もうあそこを出て五年以上経つが、常に私宅を隠し通すのには本当に気を使ってきた。だから相手しないならば何が何でも撒かなければならない。
 
そんな不確実な事をするよりは。
 
 
裏通りを求めて巡らした踵は、昨日と同じ路地裏へピタリと向けられた。まあ、もし相手が昨晩の男と同一人物であったら動きを読まれて厄介ではあるが、あの男であるなら全く同じ手を使ってくる筈が無いだろう。
 
 
速くもならず遅くもならず、引き離さず追いつかせず、絶妙な速度でそちらへと歩いていく。

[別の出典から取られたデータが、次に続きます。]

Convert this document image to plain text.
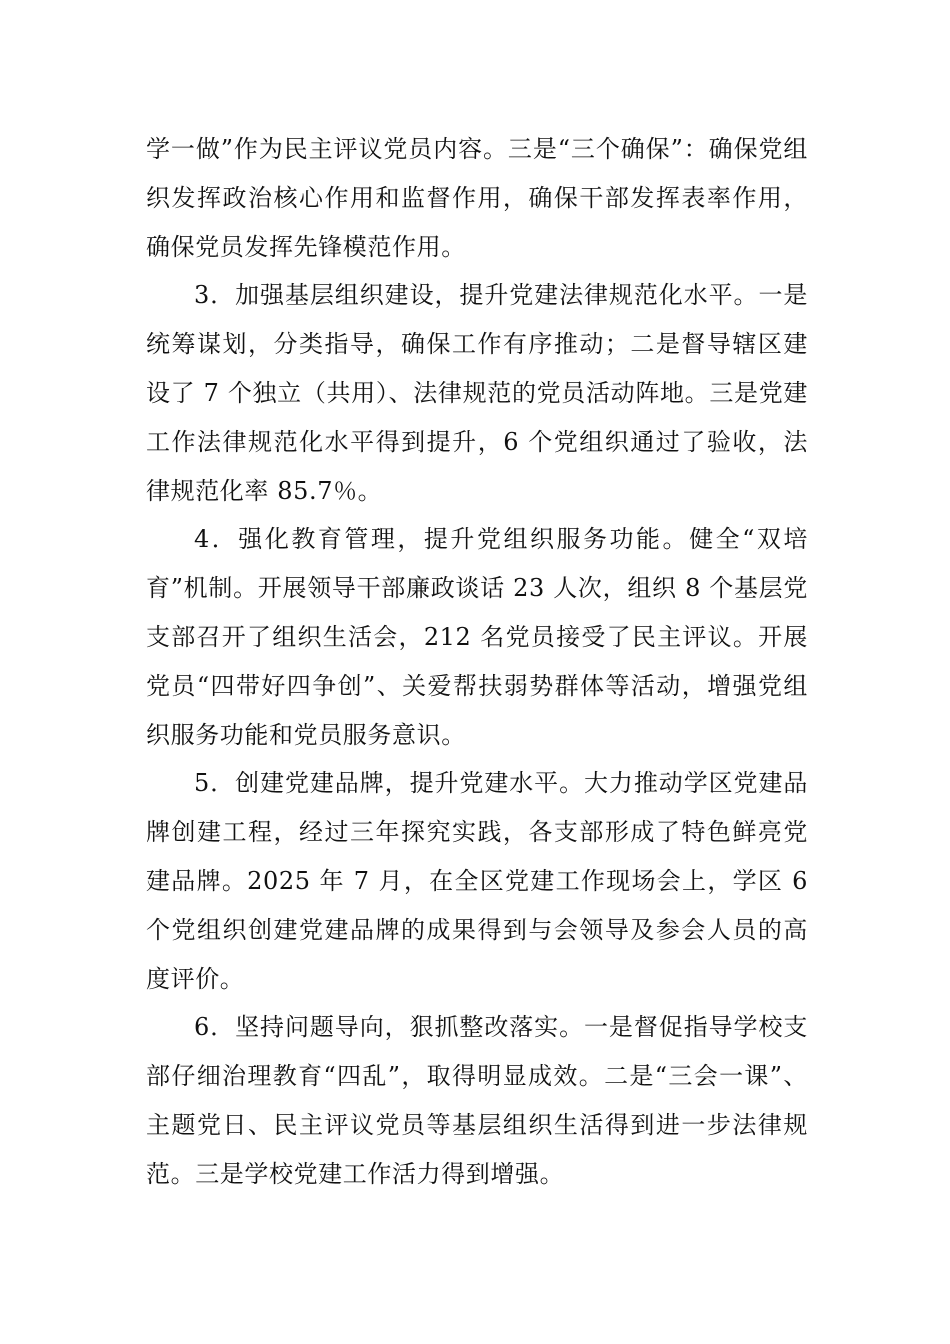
学一做”作为民主评议党员内容。三是“三个确保”：确保党组织发挥政治核心作用和监督作用，确保干部发挥表率作用，确保党员发挥先锋模范作用。

3．加强基层组织建设，提升党建法律规范化水平。一是统筹谋划，分类指导，确保工作有序推动；二是督导辖区建设了 7 个独立（共用）、法律规范的党员活动阵地。三是党建工作法律规范化水平得到提升，6 个党组织通过了验收，法律规范化率 85.7％。

4．强化教育管理，提升党组织服务功能。健全“双培育”机制。开展领导干部廉政谈话 23 人次，组织 8 个基层党支部召开了组织生活会，212 名党员接受了民主评议。开展党员“四带好四争创”、关爱帮扶弱势群体等活动，增强党组织服务功能和党员服务意识。

5．创建党建品牌，提升党建水平。大力推动学区党建品牌创建工程，经过三年探究实践，各支部形成了特色鲜亮党建品牌。2025 年 7 月，在全区党建工作现场会上，学区 6 个党组织创建党建品牌的成果得到与会领导及参会人员的高度评价。

6．坚持问题导向，狠抓整改落实。一是督促指导学校支部仔细治理教育“四乱”，取得明显成效。二是“三会一课”、主题党日、民主评议党员等基层组织生活得到进一步法律规范。三是学校党建工作活力得到增强。
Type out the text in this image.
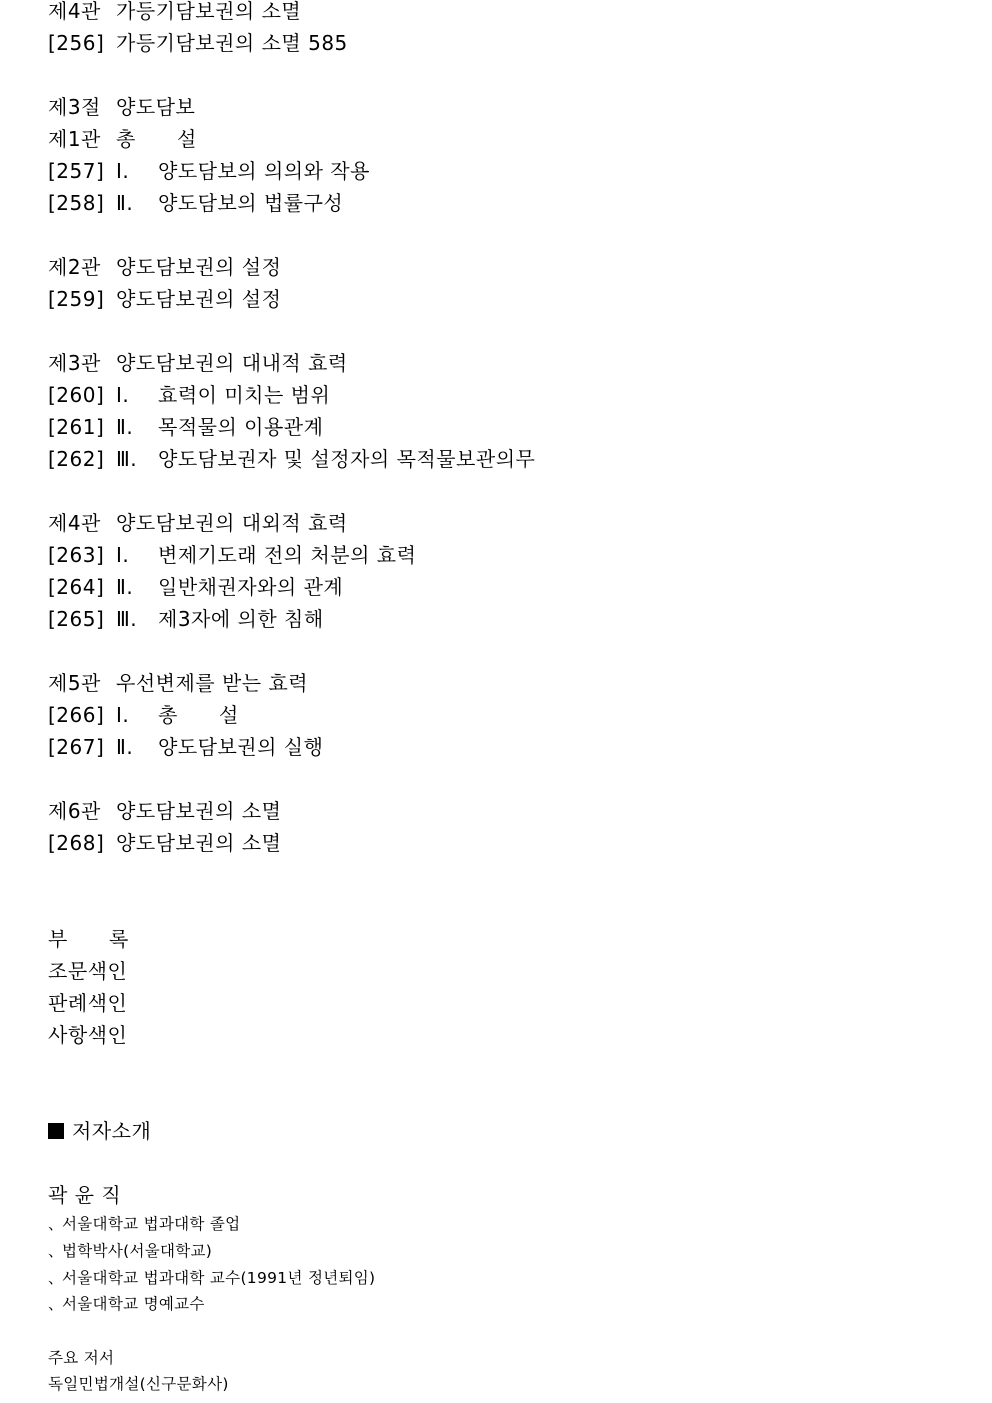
제4관 가등기담보권의 소멸
[256] 가등기담보권의 소멸 585
제3절 양도담보
제1관 총      설
[257] Ⅰ. 양도담보의 의의와 작용
[258] Ⅱ. 양도담보의 법률구성
제2관 양도담보권의 설정
[259] 양도담보권의 설정
제3관 양도담보권의 대내적 효력
[260] Ⅰ. 효력이 미치는 범위
[261] Ⅱ. 목적물의 이용관계
[262] Ⅲ. 양도담보권자 및 설정자의 목적물보관의무
제4관 양도담보권의 대외적 효력
[263] Ⅰ. 변제기도래 전의 처분의 효력
[264] Ⅱ. 일반채권자와의 관계
[265] Ⅲ. 제3자에 의한 침해
제5관 우선변제를 받는 효력
[266] Ⅰ. 총      설
[267] Ⅱ. 양도담보권의 실행
제6관 양도담보권의 소멸
[268] 양도담보권의 소멸
부      록
조문색인
판례색인
사항색인
저자소개
곽 윤 직
、서울대학교 법과대학 졸업
、법학박사(서울대학교)
、서울대학교 법과대학 교수(1991년 정년퇴임)
、서울대학교 명예교수
주요 저서
독일민법개설(신구문화사)
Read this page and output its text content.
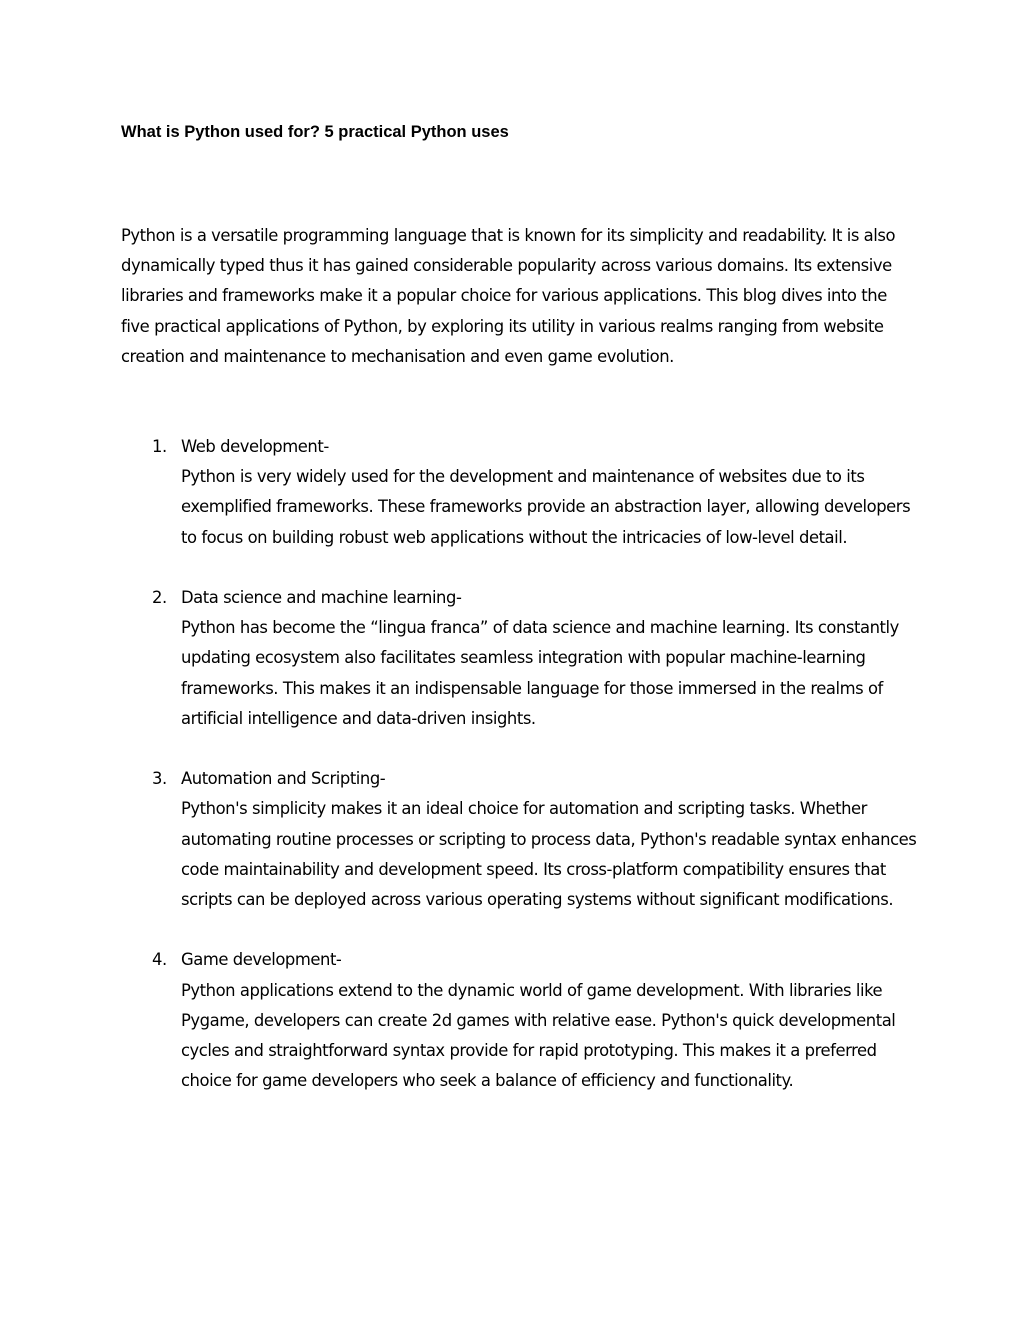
What is Python used for? 5 practical Python uses

Python is a versatile programming language that is known for its simplicity and readability. It is also dynamically typed thus it has gained considerable popularity across various domains. Its extensive libraries and frameworks make it a popular choice for various applications. This blog dives into the five practical applications of Python, by exploring its utility in various realms ranging from website creation and maintenance to mechanisation and even game evolution.

1. Web development-

Python is very widely used for the development and maintenance of websites due to its exemplified frameworks. These frameworks provide an abstraction layer, allowing developers to focus on building robust web applications without the intricacies of low-level detail.

2. Data science and machine learning-

Python has become the “lingua franca” of data science and machine learning. Its constantly updating ecosystem also facilitates seamless integration with popular machine-learning frameworks. This makes it an indispensable language for those immersed in the realms of artificial intelligence and data-driven insights.

3. Automation and Scripting-

Python's simplicity makes it an ideal choice for automation and scripting tasks. Whether automating routine processes or scripting to process data, Python's readable syntax enhances code maintainability and development speed. Its cross-platform compatibility ensures that scripts can be deployed across various operating systems without significant modifications.

4. Game development-

Python applications extend to the dynamic world of game development. With libraries like Pygame, developers can create 2d games with relative ease. Python's quick developmental cycles and straightforward syntax provide for rapid prototyping. This makes it a preferred choice for game developers who seek a balance of efficiency and functionality.
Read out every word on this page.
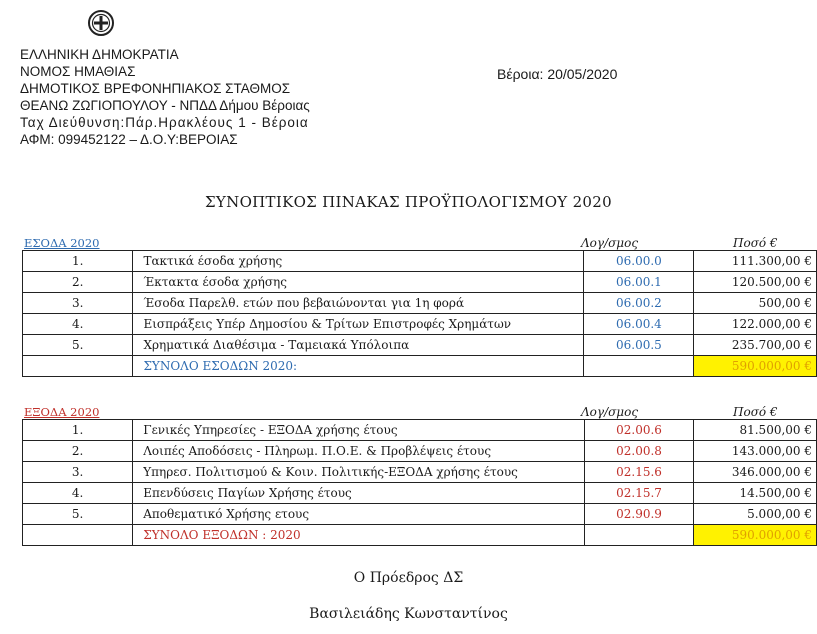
ΕΛΛΗΝΙΚΗ ΔΗΜΟΚΡΑΤΙΑ
ΝΟΜΟΣ ΗΜΑΘΙΑΣ
ΔΗΜΟΤΙΚΟΣ ΒΡΕΦΟΝΗΠΙΑΚΟΣ ΣΤΑΘΜΟΣ
ΘΕΑΝΩ ΖΩΓΙΟΠΟΥΛΟΥ - ΝΠΔΔ Δήμου Βέροιας
Ταχ Διεύθυνση:Πάρ.Ηρακλέους 1 - Βέροια
ΑΦΜ: 099452122 – Δ.Ο.Υ:ΒΕΡΟΙΑΣ
Βέροια: 20/05/2020
ΣΥΝΟΠΤΙΚΟΣ ΠΙΝΑΚΑΣ ΠΡΟΫΠΟΛΟΓΙΣΜΟΥ 2020
ΕΣΟΔΑ 2020	Λογ/σμος	Ποσό €
1.	Τακτικά έσοδα χρήσης	06.00.0	111.300,00 €
2.	Έκτακτα έσοδα χρήσης	06.00.1	120.500,00 €
3.	Έσοδα Παρελθ. ετών που βεβαιώνονται για 1η φορά	06.00.2	500,00 €
4.	Εισπράξεις Υπέρ Δημοσίου & Τρίτων Επιστροφές Χρημάτων	06.00.4	122.000,00 €
5.	Χρηματικά Διαθέσιμα - Ταμειακά Υπόλοιπα	06.00.5	235.700,00 €
	ΣΥΝΟΛΟ ΕΣΟΔΩΝ 2020:		590.000,00 €
ΕΞΟΔΑ 2020	Λογ/σμος	Ποσό €
1.	Γενικές Υπηρεσίες - ΕΞΟΔΑ χρήσης έτους	02.00.6	81.500,00 €
2.	Λοιπές Αποδόσεις - Πληρωμ. Π.Ο.Ε. & Προβλέψεις έτους	02.00.8	143.000,00 €
3.	Υπηρεσ. Πολιτισμού & Κοιν. Πολιτικής-ΕΞΟΔΑ χρήσης έτους	02.15.6	346.000,00 €
4.	Επενδύσεις Παγίων Χρήσης έτους	02.15.7	14.500,00 €
5.	Αποθεματικό Χρήσης ετους	02.90.9	5.000,00 €
	ΣΥΝΟΛΟ ΕΞΟΔΩΝ : 2020		590.000,00 €
Ο Πρόεδρος ΔΣ
Βασιλειάδης Κωνσταντίνος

そして、辿り着いた横道へスッと右に折れると、すぐにくるりと向きを変えて息を殺す。

…さて。
この狭い路地で二人来られては…正直キツい。
あの二人の間には少し距離があった。
迅速に片付ければ一人ずつ相手出来るか。
 
こんな所で仕留める気など無いが、威嚇にはなる。
 

ポケットに手を突っ込んで徐に小型拳銃を取り出すと、今にも路地を曲がってくるであろう相手へ向かって構え、親指で安全装置をカチリと解除した。